Je sais que le Rocky Renaud apprécie les belles volailles. Il a décidé ici d’en mettre une sous pâte, pour nous proposer de belles Ravioles de Poularde, artichauts et girolles, bouillon à la verveine citronnelle et truffe. Je n’ai pas posé la question à Kevin, mais je pense qu’il s’agit de truffe de Meuse, qui n’a rien à envier à ses voisines du Périgord. Du fait d’une terre calcaire et argileuse, elle a une saveur un peu moins corsée, mais un parfum envoûtant. On y retrouve néanmoins ce qu’on aime dans la truffe : un arôme puissant, qui reste en bouche tout le temps qu’on déguste le plat dans lequel elle vient mettre son nez (si j’ose dire). J’ai une jolie mâche de la poularde qui garnit généreusement une pâte à raviole fraîche, fine, emprisonnant jalousement les saveurs de la volaille. Le bouillon, très léger, me fait redécouvrir une saveur que je n’avais plus croisée depuis longtemps : la verveine citronnelle (on l’appelle aussi verveine odorante ou encore du Pérou). Ses feuilles sont très parfumées et on s’en sert beaucoup pour préparer des infusions et liqueurs. En cuisine peu de Chefs la travaillent, mais elle apporte une valeur ajoutée certaine à une sauce, quand elle est bien travaillée et justement dosée. En l’occurrence, c’est délicieux et le bouillon très légèrement écumant s’avère être le parfait compagnon de la poularde et des légumes : mini tomates, girolles, artichauts qu’une juste cuisson rend fondants à souhait. Les pétales de truffe sont généreux et enrobent cette assiette aussi généreuse que savoureuse d’un voile de senteurs forestières. Un pur bonheur…

Entre fromage et dessert… le temps des douceurs.

Le Brie truffé qui suit, recouvert de truffe d’été (qui compte autant d’afficionados que de détracteurs, ne se consomme que crue et ne supporte pas la cuisson) est à tomber… Personnellement j’aime cette truffe avec un fromage car elle est moins forte en arôme que sa chère cousine, la melanosporum. On l’appelle également Tuber Aestivum ou bien Truffe Blanche. Elle permet de profiter de toutes les saveurs d’un bon fromage…

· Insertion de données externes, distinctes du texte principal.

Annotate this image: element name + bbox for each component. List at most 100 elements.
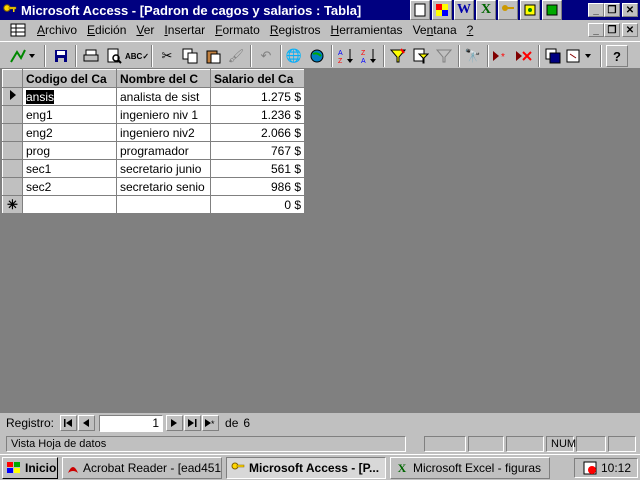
filter-by-form-icon[interactable] bbox=[410, 45, 432, 67]
properties-icon[interactable] bbox=[542, 45, 564, 67]
view-design-icon[interactable] bbox=[6, 45, 38, 67]
access-icon[interactable] bbox=[498, 0, 518, 20]
new-object-icon[interactable] bbox=[565, 45, 595, 67]
cell-codigo[interactable]: sec2 bbox=[22, 177, 117, 196]
access-key-icon[interactable] bbox=[2, 2, 18, 18]
previous-record-button[interactable] bbox=[78, 415, 96, 431]
menu-edicion[interactable]: Edición bbox=[82, 23, 131, 37]
copy-icon[interactable] bbox=[179, 45, 201, 67]
menu-herramientas[interactable]: Herramientas bbox=[326, 23, 408, 37]
first-record-button[interactable] bbox=[60, 415, 78, 431]
cell-codigo[interactable] bbox=[22, 195, 117, 214]
menu-ver[interactable]: Ver bbox=[131, 23, 159, 37]
last-record-button[interactable] bbox=[184, 415, 202, 431]
cell-nombre[interactable] bbox=[116, 195, 211, 214]
insert-hyperlink-icon[interactable]: 🌐 bbox=[283, 45, 305, 67]
web-toolbar-icon[interactable] bbox=[306, 45, 328, 67]
minimize-button[interactable]: _ bbox=[588, 3, 604, 17]
table-row[interactable]: eng2 ingeniero niv2 2.066 $ bbox=[2, 123, 305, 142]
cell-codigo[interactable]: eng2 bbox=[22, 123, 117, 142]
undo-icon[interactable]: ↶ bbox=[255, 45, 277, 67]
doc-restore-button[interactable]: ❐ bbox=[604, 23, 620, 37]
column-header-salario[interactable]: Salario del Ca bbox=[210, 69, 305, 88]
doc-minimize-button[interactable]: _ bbox=[588, 23, 604, 37]
table-row[interactable]: ansis analista de sist 1.275 $ bbox=[2, 87, 305, 106]
menu-ventana[interactable]: Ventana bbox=[408, 23, 462, 37]
apply-filter-icon[interactable] bbox=[433, 45, 455, 67]
table-row[interactable]: sec1 secretario junio 561 $ bbox=[2, 159, 305, 178]
new-record-nav-button[interactable]: * bbox=[202, 415, 220, 431]
record-selector[interactable] bbox=[2, 123, 23, 142]
new-record-icon[interactable]: * bbox=[490, 45, 512, 67]
new-record-row[interactable]: ✳ 0 $ bbox=[2, 195, 305, 214]
column-header-nombre[interactable]: Nombre del C bbox=[116, 69, 211, 88]
cell-nombre[interactable]: analista de sist bbox=[116, 87, 211, 106]
office-palette-icon[interactable] bbox=[432, 0, 452, 20]
table-row[interactable]: prog programador 767 $ bbox=[2, 141, 305, 160]
word-icon[interactable]: W bbox=[454, 0, 474, 20]
cell-salario[interactable]: 767 $ bbox=[210, 141, 305, 160]
new-record-selector[interactable]: ✳ bbox=[2, 195, 23, 214]
menu-archivo[interactable]: Archivo bbox=[32, 23, 82, 37]
record-number-input[interactable]: 1 bbox=[99, 414, 164, 432]
start-button[interactable]: Inicio bbox=[2, 457, 58, 479]
print-icon[interactable] bbox=[80, 45, 102, 67]
cell-salario[interactable]: 986 $ bbox=[210, 177, 305, 196]
cell-codigo[interactable]: sec1 bbox=[22, 159, 117, 178]
sort-ascending-icon[interactable]: AZ bbox=[335, 45, 357, 67]
task-excel[interactable]: X Microsoft Excel - figuras bbox=[390, 457, 550, 479]
column-header-codigo[interactable]: Codigo del Ca bbox=[22, 69, 117, 88]
menu-registros[interactable]: Registros bbox=[265, 23, 326, 37]
cell-codigo[interactable]: eng1 bbox=[22, 105, 117, 124]
cell-nombre[interactable]: secretario junio bbox=[116, 159, 211, 178]
office-assistant-icon[interactable]: ? bbox=[606, 45, 628, 67]
schedule-icon[interactable] bbox=[542, 0, 562, 20]
sort-descending-icon[interactable]: ZA bbox=[358, 45, 380, 67]
delete-record-icon[interactable] bbox=[513, 45, 535, 67]
menu-insertar[interactable]: Insertar bbox=[159, 23, 210, 37]
next-record-button[interactable] bbox=[166, 415, 184, 431]
binder-icon[interactable] bbox=[520, 0, 540, 20]
record-selector[interactable] bbox=[2, 105, 23, 124]
cell-salario[interactable]: 2.066 $ bbox=[210, 123, 305, 142]
datasheet-icon[interactable] bbox=[10, 22, 26, 38]
excel-icon[interactable]: X bbox=[476, 0, 496, 20]
paste-icon[interactable] bbox=[202, 45, 224, 67]
save-icon[interactable] bbox=[50, 45, 72, 67]
task-access[interactable]: Microsoft Access - [P... bbox=[226, 457, 386, 479]
scheduler-icon[interactable] bbox=[582, 460, 598, 476]
title-bar[interactable]: Microsoft Access - [Padron de cagos y sa… bbox=[0, 0, 640, 20]
cell-salario[interactable]: 1.236 $ bbox=[210, 105, 305, 124]
cell-salario[interactable]: 561 $ bbox=[210, 159, 305, 178]
select-all-cell[interactable] bbox=[2, 69, 23, 88]
doc-close-button[interactable]: ✕ bbox=[622, 23, 638, 37]
close-button[interactable]: ✕ bbox=[622, 3, 638, 17]
find-icon[interactable]: 🔭 bbox=[462, 45, 484, 67]
cell-nombre[interactable]: secretario senio bbox=[116, 177, 211, 196]
current-record-selector[interactable] bbox=[2, 87, 23, 106]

En dessert, le Chef a misé sur la fraîcheur en cette soirée (très) chaude et c’est la jouissive clôture d’un dîner exceptionnel, au cours duquel Nadine et moi nous sommes laissés entraîner par Rocky Renaud au cœur de sa cuisine, toujours d’aussi haut-vol et emplie de liberté ! Voilà pourquoi il n’y a pour une fois pas de prix à côté des intitulés… Il s’agit d’une Sphère glacée au yuzu, cœur meringué, coque en chocolat blanc, coulis de fruits rouges et agrumes. Le petit citron japonais est connu pour être très acidulé, mais justement dosé il apporte un incroyable coup de peps. Que dire de ce point final, si ce n’est que voilà un beau et frais dessert, tout en douceur sans être trop sucré, malgré le chocolat blanc ?

Comme à chaque visite au Passage, je n’ai qu’une envie : y passer des heures à discuter avec le Chef Rocky Renaud, de cuisine, de passion, de ceci et de cela, mais toujours avec sincérité. Avant d’être un Chef de grand talent, il est un homme et je dirais même un sacré bonhomme ! Tout chez lui vibre et il semble qu’il vous transmette avec chaque mot une émotion. Ce Chef-là n’est pas fait de chair et de sang, mais bien de cœur et de chaleur. Je ne pourrais le décrire mieux. Je ne vais pas revenir sur son talent face aux fourneaux, il n’a plus rien à prouver. Par contre, je vous souhaite de tout cœur que le jour où vous irez déjeuner ou dîner chez lui et son fils, vous aurez la chance de parler avec le Chef… L’étoile du Passage, c’est lui et avec Kevin il forme un tandem brillant.